Thorp für drei Monate stillgelegt

In der britischen Wiederaufarbeitungsanlage sind zwei Tage nach Betriebsbeginn vier Tonnen Salpetersäure ausgelaufen / Zwischenfall wurde verheimlicht und heruntergespielt  ■ Von Ralf Sotscheck

London (taz) – Kaum war die größte Plutoniumschleuder Europas Ende März in Betrieb gegangen, da mußte sie nach einem Unfall schon wieder stillgelegt werden. Wie die Betreiberfirma der gigantischen Wiederaufarbeitungsanlage Thorp (Thermal Oxide Reprocessing Plant) erst jetzt bekanntgab, entschloß man sich vorsichtshalber zu diesem Schritt, nachdem vier Tonnen Salpetersäure ausgelaufen waren. Die Säure hatte Kontrollinstrumente und elektrische Kabel zerstört; 50 Arbeiter mußten evakuiert werden. Ursprünglich hatte die Betreiberfirma British Nuclear Fuels (BNFL) den Zwischenfall heruntergespielt und erklärt, daß die nur zwei Tage zuvor begonnene erste Phase der Wiederaufarbeitung ungestört weitergehen würde.

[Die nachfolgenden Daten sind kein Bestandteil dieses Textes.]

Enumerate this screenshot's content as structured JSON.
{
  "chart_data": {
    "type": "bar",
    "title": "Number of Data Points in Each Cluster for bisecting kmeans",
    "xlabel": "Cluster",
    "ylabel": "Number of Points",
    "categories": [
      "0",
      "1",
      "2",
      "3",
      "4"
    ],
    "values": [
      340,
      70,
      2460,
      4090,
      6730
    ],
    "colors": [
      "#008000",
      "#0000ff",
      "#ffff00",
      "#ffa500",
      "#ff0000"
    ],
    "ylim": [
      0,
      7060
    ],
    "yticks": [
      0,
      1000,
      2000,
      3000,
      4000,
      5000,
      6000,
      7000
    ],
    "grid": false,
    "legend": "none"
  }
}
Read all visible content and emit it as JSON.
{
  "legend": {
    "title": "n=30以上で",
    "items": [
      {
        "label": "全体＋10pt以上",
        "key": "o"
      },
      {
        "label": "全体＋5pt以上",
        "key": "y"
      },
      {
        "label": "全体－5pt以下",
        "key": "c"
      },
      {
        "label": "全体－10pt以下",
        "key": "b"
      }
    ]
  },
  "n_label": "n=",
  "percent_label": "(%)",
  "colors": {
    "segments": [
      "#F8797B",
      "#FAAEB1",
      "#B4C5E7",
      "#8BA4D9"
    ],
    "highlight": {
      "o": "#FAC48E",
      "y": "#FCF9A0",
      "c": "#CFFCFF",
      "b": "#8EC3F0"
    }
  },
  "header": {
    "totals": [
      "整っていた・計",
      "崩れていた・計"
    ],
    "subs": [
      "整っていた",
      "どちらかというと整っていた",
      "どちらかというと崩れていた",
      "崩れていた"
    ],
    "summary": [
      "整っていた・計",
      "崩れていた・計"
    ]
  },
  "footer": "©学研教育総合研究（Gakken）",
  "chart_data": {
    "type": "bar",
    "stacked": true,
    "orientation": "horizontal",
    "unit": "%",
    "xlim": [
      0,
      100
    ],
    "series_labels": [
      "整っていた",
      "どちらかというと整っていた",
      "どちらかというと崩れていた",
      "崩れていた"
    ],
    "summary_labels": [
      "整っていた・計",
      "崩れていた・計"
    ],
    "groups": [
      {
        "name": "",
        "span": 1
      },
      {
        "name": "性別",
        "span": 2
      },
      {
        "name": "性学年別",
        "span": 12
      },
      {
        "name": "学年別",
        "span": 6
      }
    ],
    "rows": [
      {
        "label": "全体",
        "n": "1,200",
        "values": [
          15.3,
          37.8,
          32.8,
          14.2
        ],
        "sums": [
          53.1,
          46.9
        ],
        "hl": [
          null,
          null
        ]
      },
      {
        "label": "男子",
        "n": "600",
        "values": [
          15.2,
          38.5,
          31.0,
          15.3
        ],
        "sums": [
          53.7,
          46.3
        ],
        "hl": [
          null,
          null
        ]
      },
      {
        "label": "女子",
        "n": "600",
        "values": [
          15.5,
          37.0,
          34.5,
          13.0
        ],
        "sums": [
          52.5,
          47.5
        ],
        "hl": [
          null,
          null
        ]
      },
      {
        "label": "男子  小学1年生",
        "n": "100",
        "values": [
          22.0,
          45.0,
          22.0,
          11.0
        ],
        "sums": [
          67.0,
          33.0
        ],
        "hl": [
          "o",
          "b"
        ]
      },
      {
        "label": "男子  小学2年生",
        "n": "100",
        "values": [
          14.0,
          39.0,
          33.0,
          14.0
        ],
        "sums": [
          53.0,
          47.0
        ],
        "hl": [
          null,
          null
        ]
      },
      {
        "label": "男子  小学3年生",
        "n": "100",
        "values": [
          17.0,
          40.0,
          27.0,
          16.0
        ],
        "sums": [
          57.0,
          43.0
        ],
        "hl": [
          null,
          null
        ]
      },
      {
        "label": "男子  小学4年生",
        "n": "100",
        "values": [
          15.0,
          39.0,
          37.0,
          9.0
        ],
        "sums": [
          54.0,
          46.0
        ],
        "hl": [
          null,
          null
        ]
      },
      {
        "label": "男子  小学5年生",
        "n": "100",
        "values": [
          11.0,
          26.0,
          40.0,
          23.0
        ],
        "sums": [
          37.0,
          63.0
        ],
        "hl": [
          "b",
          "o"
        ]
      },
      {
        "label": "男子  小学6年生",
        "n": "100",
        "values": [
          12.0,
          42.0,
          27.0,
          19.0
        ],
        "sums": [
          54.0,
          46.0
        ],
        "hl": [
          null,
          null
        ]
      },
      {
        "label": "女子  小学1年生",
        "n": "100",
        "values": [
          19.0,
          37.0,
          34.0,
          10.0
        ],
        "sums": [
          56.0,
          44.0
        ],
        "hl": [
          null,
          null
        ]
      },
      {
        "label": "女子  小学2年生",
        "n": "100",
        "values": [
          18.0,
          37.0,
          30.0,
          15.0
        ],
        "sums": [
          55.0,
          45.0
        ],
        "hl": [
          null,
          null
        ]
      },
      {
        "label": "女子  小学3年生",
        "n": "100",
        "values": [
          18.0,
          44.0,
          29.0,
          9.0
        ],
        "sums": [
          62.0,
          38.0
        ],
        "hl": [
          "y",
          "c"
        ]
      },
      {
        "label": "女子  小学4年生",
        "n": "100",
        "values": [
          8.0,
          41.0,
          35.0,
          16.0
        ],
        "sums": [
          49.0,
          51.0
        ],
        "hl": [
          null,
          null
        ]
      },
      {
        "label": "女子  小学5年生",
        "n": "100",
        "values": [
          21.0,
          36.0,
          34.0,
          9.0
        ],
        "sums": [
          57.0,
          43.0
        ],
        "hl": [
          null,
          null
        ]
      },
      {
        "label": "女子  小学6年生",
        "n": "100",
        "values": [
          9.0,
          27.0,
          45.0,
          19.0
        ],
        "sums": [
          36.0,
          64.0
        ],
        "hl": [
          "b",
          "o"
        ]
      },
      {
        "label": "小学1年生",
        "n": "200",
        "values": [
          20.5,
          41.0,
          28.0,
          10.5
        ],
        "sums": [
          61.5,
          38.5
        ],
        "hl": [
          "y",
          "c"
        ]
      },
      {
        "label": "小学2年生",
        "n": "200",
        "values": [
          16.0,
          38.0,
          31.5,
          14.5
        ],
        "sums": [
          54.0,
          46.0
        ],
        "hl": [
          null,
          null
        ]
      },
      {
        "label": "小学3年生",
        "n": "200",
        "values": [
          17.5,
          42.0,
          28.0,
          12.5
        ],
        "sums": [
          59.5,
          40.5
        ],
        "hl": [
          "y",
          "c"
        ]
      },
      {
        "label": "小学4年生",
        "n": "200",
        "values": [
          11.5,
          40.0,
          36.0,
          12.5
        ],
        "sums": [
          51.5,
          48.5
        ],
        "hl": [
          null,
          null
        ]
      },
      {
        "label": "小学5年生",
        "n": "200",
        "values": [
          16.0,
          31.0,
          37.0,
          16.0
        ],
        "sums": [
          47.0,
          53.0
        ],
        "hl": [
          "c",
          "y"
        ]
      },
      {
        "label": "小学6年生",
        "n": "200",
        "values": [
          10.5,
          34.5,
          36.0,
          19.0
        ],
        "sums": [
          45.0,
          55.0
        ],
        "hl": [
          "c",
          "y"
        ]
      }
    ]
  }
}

Für BNFL ist die erneute Verzögerung äußerst peinlich. Die 2,8 Milliarden Pfund (7,3 Mrd. Mark) teure Anlage, die auf dem Gelände der Atomfabrik Sellafield im Nordwesten Englands steht, war schon vor mehr als zwei Jahren fertiggestellt worden. Aufgrund von 100.000 Beschwerden aus dem In- und Ausland mußte die Inbetriebnahme jedoch immer wieder verschoben werden. Erst im März entschied ein Londoner Gericht, daß die Regierung rechtmäßig gehandelt habe, als sie Thorp die Betriebsgenehmigung erteilte. Die Betreiber hatten damals darauf hingewiesen, daß der durch die Verzögerung entstehende Produktionsausfall zwei Millionen Pfund pro Woche kosten würde. Davon ist jetzt jedoch keine Rede mehr: Diesmal koste der dreimonatige Produktionsausfall keinen Penny, weil in dem Finanzplan „Zeit für unvorhergesehene Fälle“ enthalten sei, wie ein Sprecher der Firma sagte. Die Zeit könne man in diesem Bilanzjahr, das im April 1995 endet, leicht wieder wettmachen. Trotz des Optimismus ist Thorp jedoch längst zu einem finanziellen Alptraum geworden, da die Wiederaufarbeitung weitaus teurer als die Endlagerung ist und für das anfallende Plutonium kaum Bedarf vorliegt. Für die ersten zehn Jahre sind die Verträge allerdings unter Dach und Fach. So sollen unter anderem aus Japan 2.673, aus Deutschland 969 und aus der Schweiz 422 Tonnen verbrauchter Brennstäbe geliefert werden.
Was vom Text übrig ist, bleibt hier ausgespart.